Хавьер застыл на своем стуле, вернувшись в черную реальность маски для сна. Путы по-прежнему врезались в его тело, по-прежнему горел край века, бархат маски пропитался его слезами, а голос позади него дочитывал отцовскую исповедь:
«Вот и Хавьер пробегает мимо, возвращаясь в свою комнату. Я подхожу к окну и смотрю через щели в жалюзи. П. держит стакан с молоком. Она дует на него, отпивает чуть-чуть и ставит обратно на тумбочку. В тот момент, когда она вновь поворачивается к нему, цианид поражает ее организм. Я не ожидал такого быстрого результата. Действие яда стремительно, как ток крови. Она бьется в конвульсиях, хватается за горло и падает навзничь. Берберка входит в спальню детей, и свет там гаснет. Вскоре она закрывается в своей комнате. Я иду к П., беру с тумбочки стакан, тщательно мою его на кухне и наливаю в него миндальное молоко, которое заранее приготовил у себя в мастерской. Потом ставлю стакан на тумбочку П. и гашу свет. Вернувшись в мастерскую, я записываю все это в дневник. Теперь мне надо заснуть, потому что завтра придется рано вставать».
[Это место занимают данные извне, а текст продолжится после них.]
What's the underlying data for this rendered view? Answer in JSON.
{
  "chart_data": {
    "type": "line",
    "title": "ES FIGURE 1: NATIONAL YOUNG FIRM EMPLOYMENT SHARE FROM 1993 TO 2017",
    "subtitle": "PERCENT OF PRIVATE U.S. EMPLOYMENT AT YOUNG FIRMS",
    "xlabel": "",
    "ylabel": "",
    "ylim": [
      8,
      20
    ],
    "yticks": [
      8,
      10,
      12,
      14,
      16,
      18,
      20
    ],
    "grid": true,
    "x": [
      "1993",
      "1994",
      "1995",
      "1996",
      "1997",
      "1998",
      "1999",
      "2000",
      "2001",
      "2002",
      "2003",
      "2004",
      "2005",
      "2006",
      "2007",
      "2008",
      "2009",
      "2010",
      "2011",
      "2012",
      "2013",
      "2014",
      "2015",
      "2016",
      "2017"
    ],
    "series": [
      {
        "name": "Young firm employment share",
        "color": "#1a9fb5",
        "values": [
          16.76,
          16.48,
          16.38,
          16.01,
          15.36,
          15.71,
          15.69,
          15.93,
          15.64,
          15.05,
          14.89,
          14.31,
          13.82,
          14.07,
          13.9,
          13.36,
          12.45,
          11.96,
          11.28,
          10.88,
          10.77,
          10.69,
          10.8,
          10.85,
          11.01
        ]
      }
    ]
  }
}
Серхио умолк, и в доме воцарилась мертвая тишина. Слезы Хавьера, смешавшись с кровью из надрезанного века, вырвались из-под насквозь промокшей маски и потекли по его лицу. Он был опустошен. Позади него что-то задвигалось. На нос и рот ему шлепнулась тряпка, и удушающий химический запах, наподобие аммиачного, ударом по мозгам отбросил его в другую беззвучную галактику.
34
Понедельник, 30 апреля 2001 года,
дом Фалькона, улица Байлен, Севилья
Это была передышка. Его одурманенный хлороформом мозг безмолвно парил в пространстве. Реальность возвращалась фрагментами: сначала обрывки звука, потом зрительные осколки. Его голова поднялась, комната покачнулась. Свет ударил ему в глаза, и Хавьер очнулся, охваченный страхом, что с ним, возможно, сотворили нечто ужасное.